Karol Hays won't be going to the Virgin Islands any time soon, if ever again. Her illness has weakened her, massively and irresistibly.

Pay her a visit, and she will shake your hand firmly, like the young businesswoman she used to be. But a handshake is one of the few physical acts that Karol Hays can manage unaided. "I spend most of my time in bed," she says. "That's not exactly the way I had it planned."

Still, Karol Hays is luckier than most of the 30,000 handicapped people in the Washington area. She is one of five women living at an unusual group home for the handicapped in American University Park.

The goal of the home is to allow the handicapped to be as self sufficient as they can be. The home, operated under the auspices of an agency called Independent Living for the Handicapped, is the only one of its kind in the Washington area.

At hospitals and nursing homes, a paid staff does almost all the work and patients often feel like projects rather than people. At 4815 Chesapeake St. NW, the atmosphere is as dynamic as a college dormitory.

Want spaghetti for dinner tonight? There's a consultation most afternoons, and whatever the decision, the hand on the frying pan belongs to a resident, not to a nurse.

Am I playing the radio too loud? Should I invite my son and his girl friend to visit me on Saturday, or should I make it Sunday? Can you lend me five bucks? These are the kinds of questions that are called out from wheelchair to wheelchair, from friend to friend.

As 30-year-old Eileen Winters describes it: "Living here is a lot of fun at times." Adds Karol Hays: "If I had been in a nursing home, I would have been in a sterile room with two other people, no peace of mind, no privacy. If this place hadn't been here, I'd have been up the creek."

The place is there largely because Beverly Price wouldn't allow it not to be.

The mother of a 32-year-old handicapped son, Price is a stylishly dressed, decorously spoken woman who wouldn't be a bit out of place at a Junior League dinner. But she is a slugger and a slogger.

She obtained a $90,000 federal grant to rehabilitate the Chesapeake Street house by relentlessly lobbying the City Council. She looked at 258 houses all over the city, day in and day out for more than year, before choosing Chesapeake. She is so dedicated to the handicapped that, every election day, she ferries handicapped D.C. voters to and from the polls in her specially equipped van.
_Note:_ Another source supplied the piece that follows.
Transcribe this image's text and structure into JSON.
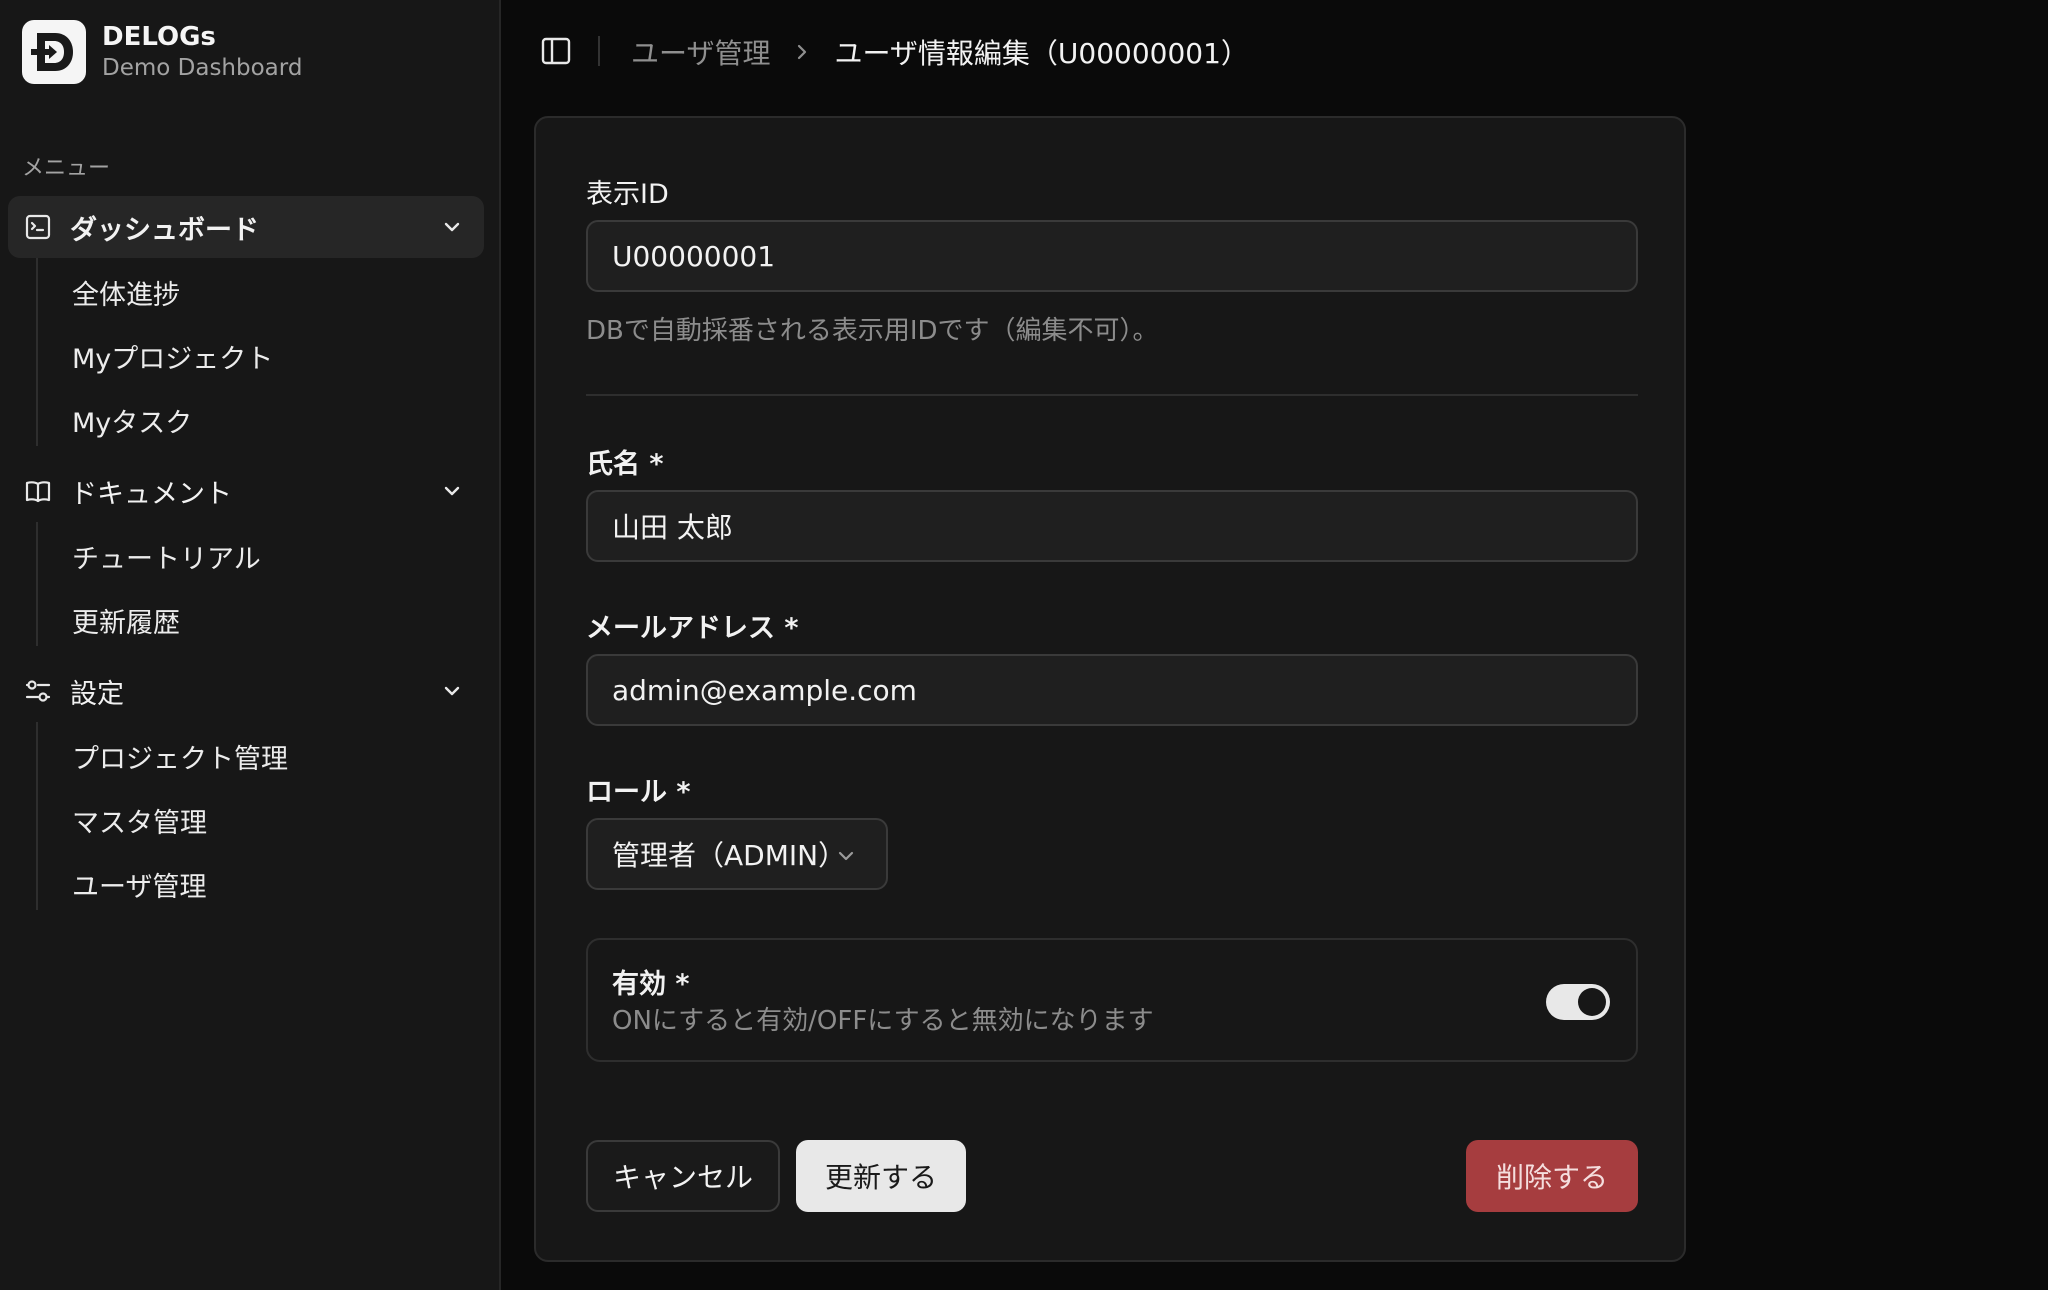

If you are looking for heroines, look no further.

Price rejects the suggestion that she is a spark plug. "The disabled people in ILH are the ones who push us along, not vice versa," she said. "We're not trying to be do-gooders.
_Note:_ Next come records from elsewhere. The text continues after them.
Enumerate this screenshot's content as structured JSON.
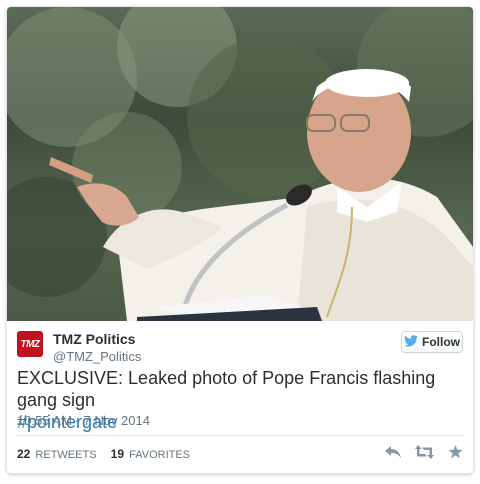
{
  "tweet": {
    "author_name": "TMZ Politics",
    "author_handle": "@TMZ_Politics",
    "avatar_text": "TMZ",
    "follow_label": "Follow",
    "text": "EXCLUSIVE: Leaked photo of Pope Francis flashing gang sign",
    "hashtag": "#pointergate",
    "timestamp": "10:55 AM - 7 Nov 2014",
    "retweets_count": "22",
    "retweets_label": "RETWEETS",
    "favorites_count": "19",
    "favorites_label": "FAVORITES"
  },
  "icons": {
    "follow": "twitter-bird-icon",
    "reply": "reply-icon",
    "retweet": "retweet-icon",
    "favorite": "star-icon"
  },
  "colors": {
    "text": "#292f33",
    "secondary": "#66757f",
    "link": "#2b7bb9",
    "avatar_bg": "#c1121f",
    "twitter_blue": "#55acee"
  }
}
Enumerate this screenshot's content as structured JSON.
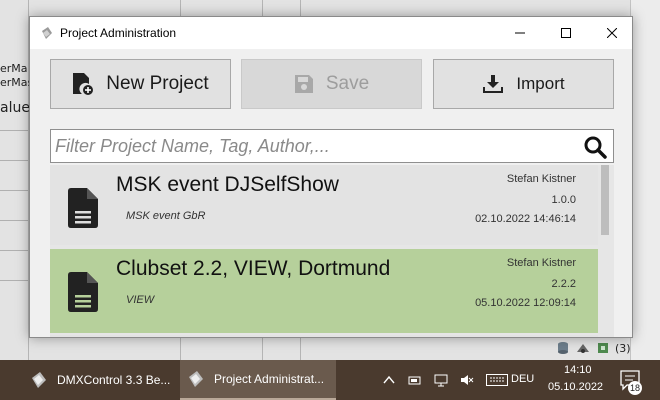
{
  "background_app": {
    "fragments": [
      "erMa",
      "erMas",
      "alue"
    ],
    "tray_count": "(3)"
  },
  "dialog": {
    "title": "Project Administration",
    "toolbar": {
      "new_project_label": "New Project",
      "save_label": "Save",
      "import_label": "Import"
    },
    "filter": {
      "placeholder": "Filter Project Name, Tag, Author,...",
      "value": ""
    },
    "projects": [
      {
        "name": "MSK event DJSelfShow",
        "organization": "MSK event GbR",
        "author": "Stefan Kistner",
        "version": "1.0.0",
        "date": "02.10.2022 14:46:14",
        "selected": false
      },
      {
        "name": "Clubset 2.2, VIEW, Dortmund",
        "organization": "VIEW",
        "author": "Stefan Kistner",
        "version": "2.2.2",
        "date": "05.10.2022 12:09:14",
        "selected": true
      }
    ]
  },
  "taskbar": {
    "apps": [
      {
        "label": "DMXControl 3.3 Be...",
        "icon": "dmxcontrol-icon"
      },
      {
        "label": "Project Administrat...",
        "icon": "dmxcontrol-icon",
        "active": true
      }
    ],
    "language": "DEU",
    "time": "14:10",
    "date": "05.10.2022",
    "notification_count": "18"
  },
  "colors": {
    "selected_row": "#b6d09b",
    "taskbar": "#4a3a2e",
    "dialog_bg": "#f0f0f0"
  }
}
"We're pioneers, really. Do the handicapped really want this? Would they rather sit at home and tell themselves that they really want to live with their parents? How much dependency is really there? Those are the questions that we're trying to answer."

Of course, the goal of self sufficiency will never be reached at the Chesapeake Street house. Eileen Winters, who has cerebral palsy, can dress herself, put on her own leg braces and make one heck of an omelette. That puts her far ahead of Karol Hays and the other three residents of the house.

But there are dozens of acts, routine for others, that would be fruitless for Eileen even to attempt. Five fulltime staffers and between 10 and 12 volunteers work at the Chesapeake house. They are careful to aid the residents, not to jump in and do tasks for them. Still, without the staff, the members of the household simply couldn't function.

But look at it another way: without Chesapeake, there wouldn't be a shred of brightness in the lives of five people. A few years ago, says Karol Hays, looking up from her blue floral-print sheets, "suicide was a very real possibility. Not now. Not at all."